Erst seit 2020 gibt es bei der ESW (Entwässerung Stadt Witten) eine eigene Abteilung für den Gewässerausbau und deren Unterhaltung. Die vier Mitarbeiterinnen sollen Wittens Bäche vor allem für Starkregenereignisse wappnen. Dringend notwendig war dies am Kamperbach.
Irgendwann wurde ein Regenrückhaltebecken in der Kämpenstraße zugebaut, der Kamperbach verlief in einem viel zu schmalen Rohr durch das Industriegebiet zwischen A 43 und Haus Kemnade. Die Folge: Zweimal stand das Gelände in den letzten vier Jahren unter Hochwasser.

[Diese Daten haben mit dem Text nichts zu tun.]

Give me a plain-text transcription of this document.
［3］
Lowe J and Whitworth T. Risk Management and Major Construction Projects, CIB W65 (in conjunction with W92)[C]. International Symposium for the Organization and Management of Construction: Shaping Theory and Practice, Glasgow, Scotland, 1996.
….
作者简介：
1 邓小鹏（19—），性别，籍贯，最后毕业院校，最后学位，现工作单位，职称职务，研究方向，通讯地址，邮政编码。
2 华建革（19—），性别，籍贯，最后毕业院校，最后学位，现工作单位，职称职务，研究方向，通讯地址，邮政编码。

Planungen für Bach-Verlegung in Witten-Herbede laufen seit 2009
Die Planungen laufen bei der zuständigen Unteren Wasserbehörde des EN-Kreises schon seit 2009. Seit 2020 buddelt die ESW, erst im Bereich Kämpenstraße, seit Januar 2022 am offenen Bachlauf. Die Baukosten von 5,4 Millionen Euro werden über Fördermittel des Landes für den Hochwasserschutz finanziert. In vier bis acht Wochen, schätzt ESW-Chef Rainer Gerlach, ist die Baustelle beendet.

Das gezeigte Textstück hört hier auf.